During our visit we spoke with four people who were receiving post-operative care and treatment. Following our visit we spoke with two former inpatients, via telephone.

All of the people we spoke with said that they were given the right amount of information, including risks, benefits and alternative (anaesthetic) options in a way that they were able to understand. This level of information supported their decision to consent to the proposed care and treatment.

People had positive views about the standard of care and treatment they had experienced during their pre-admission attendance at the hospital, during their inpatient stay and with their discharge arrangements and follow-up appointments. Staff were described as "Kind" and "Attentive". One person said that their hospital stay was, "Like being on a 5* cruise (liner)".

Some of the people described how staff had introduced them to the proposed surgical implants to be used as part of their treatment. This introduction included having the opportunity provided to see and handle these prosthetic devices. One person informed us that they were reassured that their intended breast implants were safe to use.
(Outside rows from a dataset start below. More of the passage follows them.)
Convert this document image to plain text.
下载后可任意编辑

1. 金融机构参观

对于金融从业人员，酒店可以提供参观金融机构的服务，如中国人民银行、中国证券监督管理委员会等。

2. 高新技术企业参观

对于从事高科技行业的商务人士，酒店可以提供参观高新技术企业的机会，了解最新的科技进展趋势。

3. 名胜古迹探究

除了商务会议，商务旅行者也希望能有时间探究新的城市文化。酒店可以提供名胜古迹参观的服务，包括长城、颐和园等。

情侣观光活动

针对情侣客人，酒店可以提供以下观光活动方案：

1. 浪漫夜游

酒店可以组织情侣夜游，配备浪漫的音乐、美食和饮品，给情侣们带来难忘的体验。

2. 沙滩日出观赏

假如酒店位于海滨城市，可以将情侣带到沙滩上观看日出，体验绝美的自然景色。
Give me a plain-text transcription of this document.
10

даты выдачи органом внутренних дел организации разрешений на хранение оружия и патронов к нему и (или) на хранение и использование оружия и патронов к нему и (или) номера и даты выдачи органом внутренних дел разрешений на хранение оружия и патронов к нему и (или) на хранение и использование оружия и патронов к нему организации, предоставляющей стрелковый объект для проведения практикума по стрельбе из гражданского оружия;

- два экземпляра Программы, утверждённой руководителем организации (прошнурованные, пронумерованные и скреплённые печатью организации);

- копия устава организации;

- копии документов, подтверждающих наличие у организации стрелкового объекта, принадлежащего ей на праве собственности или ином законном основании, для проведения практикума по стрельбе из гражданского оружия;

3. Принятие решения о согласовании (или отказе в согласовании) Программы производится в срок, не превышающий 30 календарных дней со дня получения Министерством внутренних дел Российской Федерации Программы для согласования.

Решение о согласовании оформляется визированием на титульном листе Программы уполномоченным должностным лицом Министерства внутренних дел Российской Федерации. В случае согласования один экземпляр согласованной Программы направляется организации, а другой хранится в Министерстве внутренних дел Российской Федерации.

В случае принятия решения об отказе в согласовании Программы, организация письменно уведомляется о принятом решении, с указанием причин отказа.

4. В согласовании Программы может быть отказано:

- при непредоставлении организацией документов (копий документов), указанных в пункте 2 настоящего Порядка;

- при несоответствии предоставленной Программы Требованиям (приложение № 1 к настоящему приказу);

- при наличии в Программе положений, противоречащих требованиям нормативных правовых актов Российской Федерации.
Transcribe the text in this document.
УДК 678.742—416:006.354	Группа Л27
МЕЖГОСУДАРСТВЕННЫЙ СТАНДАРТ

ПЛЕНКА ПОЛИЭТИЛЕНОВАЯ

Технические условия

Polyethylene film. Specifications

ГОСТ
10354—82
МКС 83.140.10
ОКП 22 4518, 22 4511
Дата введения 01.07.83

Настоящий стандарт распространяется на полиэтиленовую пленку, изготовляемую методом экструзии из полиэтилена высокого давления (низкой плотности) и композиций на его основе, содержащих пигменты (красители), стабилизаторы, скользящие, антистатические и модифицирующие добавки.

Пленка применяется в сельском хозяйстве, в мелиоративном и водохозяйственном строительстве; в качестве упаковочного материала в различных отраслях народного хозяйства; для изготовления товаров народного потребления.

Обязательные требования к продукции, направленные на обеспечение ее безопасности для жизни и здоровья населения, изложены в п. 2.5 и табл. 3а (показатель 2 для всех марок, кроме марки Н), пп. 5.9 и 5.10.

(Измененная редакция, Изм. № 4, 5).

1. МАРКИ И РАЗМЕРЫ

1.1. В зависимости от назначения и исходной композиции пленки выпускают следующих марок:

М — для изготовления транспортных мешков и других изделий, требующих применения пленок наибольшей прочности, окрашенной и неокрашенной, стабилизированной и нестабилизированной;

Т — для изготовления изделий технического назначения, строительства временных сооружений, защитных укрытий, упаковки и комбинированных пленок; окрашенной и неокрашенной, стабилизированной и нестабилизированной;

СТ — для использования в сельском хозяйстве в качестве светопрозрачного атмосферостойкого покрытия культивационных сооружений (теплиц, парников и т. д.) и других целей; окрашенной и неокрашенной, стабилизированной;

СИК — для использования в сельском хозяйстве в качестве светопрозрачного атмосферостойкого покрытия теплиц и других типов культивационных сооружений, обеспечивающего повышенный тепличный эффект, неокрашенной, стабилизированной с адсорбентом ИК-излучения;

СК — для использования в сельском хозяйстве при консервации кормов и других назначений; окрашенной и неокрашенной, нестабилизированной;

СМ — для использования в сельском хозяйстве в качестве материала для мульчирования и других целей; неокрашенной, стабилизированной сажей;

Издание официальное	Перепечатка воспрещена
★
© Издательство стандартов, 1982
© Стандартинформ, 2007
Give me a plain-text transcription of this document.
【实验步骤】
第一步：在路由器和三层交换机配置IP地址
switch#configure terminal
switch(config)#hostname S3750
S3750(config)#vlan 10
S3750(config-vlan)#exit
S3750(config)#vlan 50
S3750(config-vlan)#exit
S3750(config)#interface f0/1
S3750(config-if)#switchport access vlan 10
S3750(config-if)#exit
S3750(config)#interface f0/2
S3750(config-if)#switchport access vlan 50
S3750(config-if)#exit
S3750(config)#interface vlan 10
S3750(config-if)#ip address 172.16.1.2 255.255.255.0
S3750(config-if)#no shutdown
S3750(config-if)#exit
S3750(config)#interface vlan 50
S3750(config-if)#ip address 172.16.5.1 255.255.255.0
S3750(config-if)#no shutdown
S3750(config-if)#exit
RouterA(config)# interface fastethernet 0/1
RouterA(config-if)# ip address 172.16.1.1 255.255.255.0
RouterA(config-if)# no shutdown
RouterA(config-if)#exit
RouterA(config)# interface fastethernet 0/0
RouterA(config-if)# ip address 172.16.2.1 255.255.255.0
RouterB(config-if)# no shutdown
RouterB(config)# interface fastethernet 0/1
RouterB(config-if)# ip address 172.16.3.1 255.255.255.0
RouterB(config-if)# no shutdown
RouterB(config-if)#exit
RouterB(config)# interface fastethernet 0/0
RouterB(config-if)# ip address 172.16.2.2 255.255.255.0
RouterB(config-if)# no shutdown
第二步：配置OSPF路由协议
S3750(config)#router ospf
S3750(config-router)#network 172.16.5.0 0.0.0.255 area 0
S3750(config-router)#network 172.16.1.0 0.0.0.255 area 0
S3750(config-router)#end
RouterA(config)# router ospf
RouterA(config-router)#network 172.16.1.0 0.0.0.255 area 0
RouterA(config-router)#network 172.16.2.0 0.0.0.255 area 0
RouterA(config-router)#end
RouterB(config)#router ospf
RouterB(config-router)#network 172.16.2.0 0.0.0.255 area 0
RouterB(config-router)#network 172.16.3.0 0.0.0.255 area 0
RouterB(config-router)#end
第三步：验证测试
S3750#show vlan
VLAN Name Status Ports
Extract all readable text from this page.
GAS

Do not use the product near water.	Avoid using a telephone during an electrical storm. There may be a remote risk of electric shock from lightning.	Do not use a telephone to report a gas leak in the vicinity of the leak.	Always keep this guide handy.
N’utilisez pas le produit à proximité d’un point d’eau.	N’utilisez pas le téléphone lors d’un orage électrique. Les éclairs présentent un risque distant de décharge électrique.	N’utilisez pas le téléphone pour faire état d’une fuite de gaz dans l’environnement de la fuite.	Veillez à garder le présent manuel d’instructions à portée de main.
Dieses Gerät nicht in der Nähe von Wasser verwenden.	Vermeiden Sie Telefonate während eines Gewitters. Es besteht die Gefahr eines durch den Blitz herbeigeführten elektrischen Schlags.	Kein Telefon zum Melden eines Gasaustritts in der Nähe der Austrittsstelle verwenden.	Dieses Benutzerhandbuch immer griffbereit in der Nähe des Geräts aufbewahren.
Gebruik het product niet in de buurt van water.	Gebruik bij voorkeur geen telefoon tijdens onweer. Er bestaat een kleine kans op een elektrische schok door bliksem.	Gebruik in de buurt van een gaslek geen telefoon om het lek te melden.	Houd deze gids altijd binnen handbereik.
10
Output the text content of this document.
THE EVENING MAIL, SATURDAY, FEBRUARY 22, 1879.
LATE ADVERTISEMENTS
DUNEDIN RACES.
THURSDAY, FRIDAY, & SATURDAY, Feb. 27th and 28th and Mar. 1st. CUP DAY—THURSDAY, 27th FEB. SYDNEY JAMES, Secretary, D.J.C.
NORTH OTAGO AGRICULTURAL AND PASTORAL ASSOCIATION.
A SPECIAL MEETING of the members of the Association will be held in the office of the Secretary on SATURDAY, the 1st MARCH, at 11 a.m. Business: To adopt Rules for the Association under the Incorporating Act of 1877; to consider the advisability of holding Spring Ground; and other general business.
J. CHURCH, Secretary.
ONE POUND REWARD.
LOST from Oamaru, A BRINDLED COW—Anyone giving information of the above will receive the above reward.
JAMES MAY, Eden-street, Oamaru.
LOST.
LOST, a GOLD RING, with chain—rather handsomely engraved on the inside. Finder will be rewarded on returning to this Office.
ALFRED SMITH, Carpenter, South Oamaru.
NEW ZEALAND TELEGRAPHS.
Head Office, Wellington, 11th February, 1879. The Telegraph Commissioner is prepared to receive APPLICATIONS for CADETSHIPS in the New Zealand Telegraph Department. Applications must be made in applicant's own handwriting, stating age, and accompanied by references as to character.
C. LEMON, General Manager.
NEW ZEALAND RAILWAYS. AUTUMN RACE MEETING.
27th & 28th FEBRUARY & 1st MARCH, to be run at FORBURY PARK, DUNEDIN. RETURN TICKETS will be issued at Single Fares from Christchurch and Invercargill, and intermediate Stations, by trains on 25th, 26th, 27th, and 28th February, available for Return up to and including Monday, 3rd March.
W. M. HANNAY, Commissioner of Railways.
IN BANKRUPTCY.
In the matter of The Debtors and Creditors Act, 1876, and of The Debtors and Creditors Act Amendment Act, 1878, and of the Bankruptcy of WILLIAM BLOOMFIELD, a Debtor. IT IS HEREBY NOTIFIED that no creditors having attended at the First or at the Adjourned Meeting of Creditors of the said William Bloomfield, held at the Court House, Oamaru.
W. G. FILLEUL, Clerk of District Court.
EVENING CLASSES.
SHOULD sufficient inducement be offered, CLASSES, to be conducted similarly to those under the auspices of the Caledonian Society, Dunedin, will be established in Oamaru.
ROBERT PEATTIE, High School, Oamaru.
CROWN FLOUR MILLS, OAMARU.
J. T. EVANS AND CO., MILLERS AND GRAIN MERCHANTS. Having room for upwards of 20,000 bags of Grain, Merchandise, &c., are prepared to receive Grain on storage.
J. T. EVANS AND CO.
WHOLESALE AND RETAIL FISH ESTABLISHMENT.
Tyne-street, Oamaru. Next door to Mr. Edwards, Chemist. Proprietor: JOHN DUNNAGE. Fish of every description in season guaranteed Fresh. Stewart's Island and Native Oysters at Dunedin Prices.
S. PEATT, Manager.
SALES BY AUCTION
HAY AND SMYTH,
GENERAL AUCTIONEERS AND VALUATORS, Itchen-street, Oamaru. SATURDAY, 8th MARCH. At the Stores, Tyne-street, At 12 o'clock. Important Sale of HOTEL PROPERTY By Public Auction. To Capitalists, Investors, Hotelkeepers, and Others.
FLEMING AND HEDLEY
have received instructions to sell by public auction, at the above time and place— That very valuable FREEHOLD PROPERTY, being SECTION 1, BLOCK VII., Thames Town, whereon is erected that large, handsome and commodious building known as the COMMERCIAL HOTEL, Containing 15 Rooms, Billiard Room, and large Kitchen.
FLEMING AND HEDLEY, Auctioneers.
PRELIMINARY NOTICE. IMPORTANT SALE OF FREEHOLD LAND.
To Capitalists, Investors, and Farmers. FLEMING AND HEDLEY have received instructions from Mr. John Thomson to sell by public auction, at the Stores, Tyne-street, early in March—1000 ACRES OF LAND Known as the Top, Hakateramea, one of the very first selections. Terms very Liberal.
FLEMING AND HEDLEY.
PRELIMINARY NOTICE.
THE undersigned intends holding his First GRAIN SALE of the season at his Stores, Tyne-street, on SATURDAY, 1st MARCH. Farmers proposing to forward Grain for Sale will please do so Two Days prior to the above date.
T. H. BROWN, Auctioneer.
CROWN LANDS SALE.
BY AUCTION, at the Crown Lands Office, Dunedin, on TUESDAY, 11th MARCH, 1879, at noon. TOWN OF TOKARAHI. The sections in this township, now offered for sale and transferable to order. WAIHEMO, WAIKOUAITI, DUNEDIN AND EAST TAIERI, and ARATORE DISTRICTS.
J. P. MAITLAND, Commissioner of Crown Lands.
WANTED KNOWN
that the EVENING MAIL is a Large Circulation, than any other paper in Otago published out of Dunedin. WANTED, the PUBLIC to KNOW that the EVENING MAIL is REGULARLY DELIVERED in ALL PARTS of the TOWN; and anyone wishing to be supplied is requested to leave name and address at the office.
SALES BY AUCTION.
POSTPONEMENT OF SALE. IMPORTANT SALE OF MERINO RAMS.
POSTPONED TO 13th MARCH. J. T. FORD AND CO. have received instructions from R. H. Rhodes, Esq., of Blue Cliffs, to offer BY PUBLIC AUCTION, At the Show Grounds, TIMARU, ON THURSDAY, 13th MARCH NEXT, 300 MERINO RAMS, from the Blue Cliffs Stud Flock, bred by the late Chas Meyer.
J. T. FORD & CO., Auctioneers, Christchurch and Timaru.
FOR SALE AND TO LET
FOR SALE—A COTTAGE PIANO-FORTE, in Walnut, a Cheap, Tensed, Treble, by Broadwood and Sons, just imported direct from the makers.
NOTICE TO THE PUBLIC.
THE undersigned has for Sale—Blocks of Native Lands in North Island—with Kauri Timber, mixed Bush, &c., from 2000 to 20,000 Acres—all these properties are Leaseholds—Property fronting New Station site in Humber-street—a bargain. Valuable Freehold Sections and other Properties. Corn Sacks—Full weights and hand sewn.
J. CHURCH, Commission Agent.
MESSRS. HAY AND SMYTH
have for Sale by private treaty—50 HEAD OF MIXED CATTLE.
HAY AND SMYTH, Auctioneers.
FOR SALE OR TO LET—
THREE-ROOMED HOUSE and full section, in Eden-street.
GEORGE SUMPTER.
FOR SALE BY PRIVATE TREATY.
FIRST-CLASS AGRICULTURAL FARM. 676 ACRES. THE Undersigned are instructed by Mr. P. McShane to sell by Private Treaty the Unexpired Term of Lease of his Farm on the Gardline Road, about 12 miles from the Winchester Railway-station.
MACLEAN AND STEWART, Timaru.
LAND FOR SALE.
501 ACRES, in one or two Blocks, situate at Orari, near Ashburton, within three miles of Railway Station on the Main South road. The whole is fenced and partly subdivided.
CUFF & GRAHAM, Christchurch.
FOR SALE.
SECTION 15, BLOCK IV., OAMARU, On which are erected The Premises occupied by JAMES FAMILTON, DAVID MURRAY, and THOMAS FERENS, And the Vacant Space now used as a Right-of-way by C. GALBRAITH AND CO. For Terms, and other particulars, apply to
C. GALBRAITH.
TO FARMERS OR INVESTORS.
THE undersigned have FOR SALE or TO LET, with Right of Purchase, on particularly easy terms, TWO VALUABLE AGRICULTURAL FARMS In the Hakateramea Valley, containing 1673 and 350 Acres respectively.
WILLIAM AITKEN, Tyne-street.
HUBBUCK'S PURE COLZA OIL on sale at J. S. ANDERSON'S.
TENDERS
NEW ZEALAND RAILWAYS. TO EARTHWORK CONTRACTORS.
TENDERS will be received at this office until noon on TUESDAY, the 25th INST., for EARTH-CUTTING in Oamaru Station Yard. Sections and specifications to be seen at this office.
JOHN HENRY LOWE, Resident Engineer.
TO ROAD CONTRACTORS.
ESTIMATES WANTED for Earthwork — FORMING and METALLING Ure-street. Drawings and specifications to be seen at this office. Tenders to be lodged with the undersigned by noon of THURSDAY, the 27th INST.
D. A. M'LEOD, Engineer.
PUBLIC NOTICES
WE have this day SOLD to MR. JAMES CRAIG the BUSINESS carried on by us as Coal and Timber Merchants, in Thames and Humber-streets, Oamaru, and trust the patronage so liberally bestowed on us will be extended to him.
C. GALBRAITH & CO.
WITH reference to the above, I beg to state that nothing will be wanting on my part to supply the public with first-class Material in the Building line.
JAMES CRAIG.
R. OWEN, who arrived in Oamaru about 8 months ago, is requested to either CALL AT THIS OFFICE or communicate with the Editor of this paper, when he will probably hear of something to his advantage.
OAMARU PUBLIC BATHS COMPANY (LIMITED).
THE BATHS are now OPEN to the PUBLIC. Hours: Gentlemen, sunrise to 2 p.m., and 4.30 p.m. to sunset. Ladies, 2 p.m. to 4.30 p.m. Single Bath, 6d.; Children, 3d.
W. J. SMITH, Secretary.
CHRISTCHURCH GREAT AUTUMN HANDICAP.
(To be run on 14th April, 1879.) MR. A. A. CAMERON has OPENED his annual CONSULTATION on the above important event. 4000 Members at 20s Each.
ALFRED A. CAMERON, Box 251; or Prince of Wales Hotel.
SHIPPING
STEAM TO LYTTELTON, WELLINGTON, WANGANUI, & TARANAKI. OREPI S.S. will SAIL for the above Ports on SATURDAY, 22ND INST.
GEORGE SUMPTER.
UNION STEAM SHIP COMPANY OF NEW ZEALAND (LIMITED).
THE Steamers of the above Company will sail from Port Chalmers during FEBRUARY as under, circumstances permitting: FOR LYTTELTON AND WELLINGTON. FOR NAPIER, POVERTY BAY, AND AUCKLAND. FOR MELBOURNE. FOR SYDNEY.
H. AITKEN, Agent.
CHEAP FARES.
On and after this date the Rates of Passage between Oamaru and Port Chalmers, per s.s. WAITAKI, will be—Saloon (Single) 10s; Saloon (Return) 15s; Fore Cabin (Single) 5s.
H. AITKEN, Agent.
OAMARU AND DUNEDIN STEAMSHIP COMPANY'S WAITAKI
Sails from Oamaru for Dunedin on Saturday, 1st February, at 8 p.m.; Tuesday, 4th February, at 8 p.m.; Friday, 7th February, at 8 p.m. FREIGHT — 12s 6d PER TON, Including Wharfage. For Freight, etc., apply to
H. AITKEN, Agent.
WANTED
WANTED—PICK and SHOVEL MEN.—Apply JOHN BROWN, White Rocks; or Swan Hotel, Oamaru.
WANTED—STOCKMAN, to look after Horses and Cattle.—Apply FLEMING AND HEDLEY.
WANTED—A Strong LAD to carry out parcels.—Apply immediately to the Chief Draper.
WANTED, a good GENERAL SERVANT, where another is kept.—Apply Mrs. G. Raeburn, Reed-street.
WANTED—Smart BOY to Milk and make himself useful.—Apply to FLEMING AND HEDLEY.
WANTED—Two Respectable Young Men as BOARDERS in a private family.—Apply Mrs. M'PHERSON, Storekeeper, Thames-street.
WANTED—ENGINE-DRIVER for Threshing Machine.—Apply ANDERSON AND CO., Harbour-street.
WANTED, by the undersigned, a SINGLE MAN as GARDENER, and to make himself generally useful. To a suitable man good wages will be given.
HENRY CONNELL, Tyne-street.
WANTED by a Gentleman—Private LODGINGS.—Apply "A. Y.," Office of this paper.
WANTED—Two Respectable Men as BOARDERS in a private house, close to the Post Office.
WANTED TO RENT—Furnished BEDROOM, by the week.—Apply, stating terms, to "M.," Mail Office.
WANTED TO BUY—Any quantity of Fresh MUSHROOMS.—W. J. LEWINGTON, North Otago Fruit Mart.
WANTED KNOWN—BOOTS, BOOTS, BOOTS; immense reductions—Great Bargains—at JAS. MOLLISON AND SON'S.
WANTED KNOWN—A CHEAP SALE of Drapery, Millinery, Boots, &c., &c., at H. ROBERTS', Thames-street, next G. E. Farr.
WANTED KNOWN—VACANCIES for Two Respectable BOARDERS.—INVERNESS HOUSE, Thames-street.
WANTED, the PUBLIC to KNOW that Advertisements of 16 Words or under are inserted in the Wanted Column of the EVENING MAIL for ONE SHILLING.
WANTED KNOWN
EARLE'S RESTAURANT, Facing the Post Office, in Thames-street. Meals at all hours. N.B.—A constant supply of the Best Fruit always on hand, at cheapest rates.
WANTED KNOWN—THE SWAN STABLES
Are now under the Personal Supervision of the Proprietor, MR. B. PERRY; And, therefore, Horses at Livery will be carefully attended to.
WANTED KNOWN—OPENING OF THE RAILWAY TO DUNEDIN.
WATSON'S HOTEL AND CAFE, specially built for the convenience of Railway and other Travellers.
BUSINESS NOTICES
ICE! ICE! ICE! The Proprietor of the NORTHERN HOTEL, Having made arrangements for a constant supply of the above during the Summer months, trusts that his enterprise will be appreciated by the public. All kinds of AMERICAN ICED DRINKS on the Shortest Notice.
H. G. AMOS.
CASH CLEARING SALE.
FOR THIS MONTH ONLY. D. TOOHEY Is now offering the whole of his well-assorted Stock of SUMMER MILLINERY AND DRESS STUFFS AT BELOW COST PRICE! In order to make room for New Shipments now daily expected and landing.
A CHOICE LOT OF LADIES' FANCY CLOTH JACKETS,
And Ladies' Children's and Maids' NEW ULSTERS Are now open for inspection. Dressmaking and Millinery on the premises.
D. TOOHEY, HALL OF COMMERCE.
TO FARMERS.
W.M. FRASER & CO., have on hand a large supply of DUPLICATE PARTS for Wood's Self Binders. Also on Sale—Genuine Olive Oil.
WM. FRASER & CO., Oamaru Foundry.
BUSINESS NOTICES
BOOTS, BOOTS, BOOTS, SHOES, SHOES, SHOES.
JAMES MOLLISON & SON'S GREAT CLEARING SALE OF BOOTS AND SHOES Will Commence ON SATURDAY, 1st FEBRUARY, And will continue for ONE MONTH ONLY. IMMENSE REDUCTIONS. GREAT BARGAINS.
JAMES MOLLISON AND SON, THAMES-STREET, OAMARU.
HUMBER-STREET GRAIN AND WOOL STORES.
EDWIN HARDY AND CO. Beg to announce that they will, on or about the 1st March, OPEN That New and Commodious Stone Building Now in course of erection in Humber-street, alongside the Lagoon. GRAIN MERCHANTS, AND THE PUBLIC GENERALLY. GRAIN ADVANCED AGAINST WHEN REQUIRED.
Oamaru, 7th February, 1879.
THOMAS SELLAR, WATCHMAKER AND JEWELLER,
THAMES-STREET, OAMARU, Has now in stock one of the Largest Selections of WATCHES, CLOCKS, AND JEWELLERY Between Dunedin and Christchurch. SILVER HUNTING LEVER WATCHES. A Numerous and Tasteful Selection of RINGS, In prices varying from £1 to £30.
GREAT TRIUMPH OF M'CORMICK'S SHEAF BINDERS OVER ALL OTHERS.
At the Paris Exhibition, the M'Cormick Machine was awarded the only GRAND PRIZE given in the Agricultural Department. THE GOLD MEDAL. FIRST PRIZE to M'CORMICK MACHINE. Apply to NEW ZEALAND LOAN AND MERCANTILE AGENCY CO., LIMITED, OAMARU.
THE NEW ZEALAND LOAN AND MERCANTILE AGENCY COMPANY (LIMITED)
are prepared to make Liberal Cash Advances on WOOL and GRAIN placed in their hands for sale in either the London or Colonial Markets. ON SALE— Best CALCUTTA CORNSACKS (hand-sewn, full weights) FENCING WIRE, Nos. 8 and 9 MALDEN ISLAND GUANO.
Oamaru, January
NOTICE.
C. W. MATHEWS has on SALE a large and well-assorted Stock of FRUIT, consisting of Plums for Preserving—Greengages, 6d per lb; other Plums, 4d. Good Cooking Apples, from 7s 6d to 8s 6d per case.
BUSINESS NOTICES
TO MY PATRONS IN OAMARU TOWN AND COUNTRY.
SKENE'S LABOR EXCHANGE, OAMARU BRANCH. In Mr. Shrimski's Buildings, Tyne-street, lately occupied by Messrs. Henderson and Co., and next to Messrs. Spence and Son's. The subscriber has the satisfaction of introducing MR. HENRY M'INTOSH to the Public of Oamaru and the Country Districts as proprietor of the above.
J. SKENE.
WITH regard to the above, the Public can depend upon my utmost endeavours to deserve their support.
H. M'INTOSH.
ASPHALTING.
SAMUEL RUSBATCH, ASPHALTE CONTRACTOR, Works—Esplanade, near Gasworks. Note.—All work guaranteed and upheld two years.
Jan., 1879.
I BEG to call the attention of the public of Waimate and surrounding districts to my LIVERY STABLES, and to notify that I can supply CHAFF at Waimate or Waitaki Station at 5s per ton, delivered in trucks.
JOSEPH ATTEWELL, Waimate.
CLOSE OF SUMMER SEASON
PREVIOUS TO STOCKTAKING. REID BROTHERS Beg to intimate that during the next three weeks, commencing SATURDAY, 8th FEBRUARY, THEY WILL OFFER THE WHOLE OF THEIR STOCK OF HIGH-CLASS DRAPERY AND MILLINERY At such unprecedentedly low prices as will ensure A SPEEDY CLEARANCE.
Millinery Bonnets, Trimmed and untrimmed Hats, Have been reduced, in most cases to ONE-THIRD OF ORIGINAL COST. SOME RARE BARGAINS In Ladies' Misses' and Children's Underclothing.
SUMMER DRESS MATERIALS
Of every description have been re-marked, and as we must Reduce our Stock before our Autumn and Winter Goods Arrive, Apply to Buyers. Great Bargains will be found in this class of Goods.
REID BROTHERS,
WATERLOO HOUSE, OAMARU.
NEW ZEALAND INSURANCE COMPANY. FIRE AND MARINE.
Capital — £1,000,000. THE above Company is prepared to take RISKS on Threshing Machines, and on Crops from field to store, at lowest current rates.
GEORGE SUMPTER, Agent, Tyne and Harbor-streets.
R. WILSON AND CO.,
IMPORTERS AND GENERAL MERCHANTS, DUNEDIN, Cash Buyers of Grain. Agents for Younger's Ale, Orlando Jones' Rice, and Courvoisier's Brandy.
People were provided with opportunities to make comments about their experiences as patients. Each of them confirmed that patients' questionnaires were made available to them and were going to complete and submit these, if they had not already done so.

Each of the people we spoke with were aware of the steps they could have taken to make a complaint, if the issue had arisen. They all said that they had no reservations in following the hospital's complaints procedure although most of the people we spoke with were satisfied with their care and treatment. One person indicated to us that, where areas of their care did not fully meet their expectations, they intended to complete and submit their patients' questionnaire which would notify the hospital about these.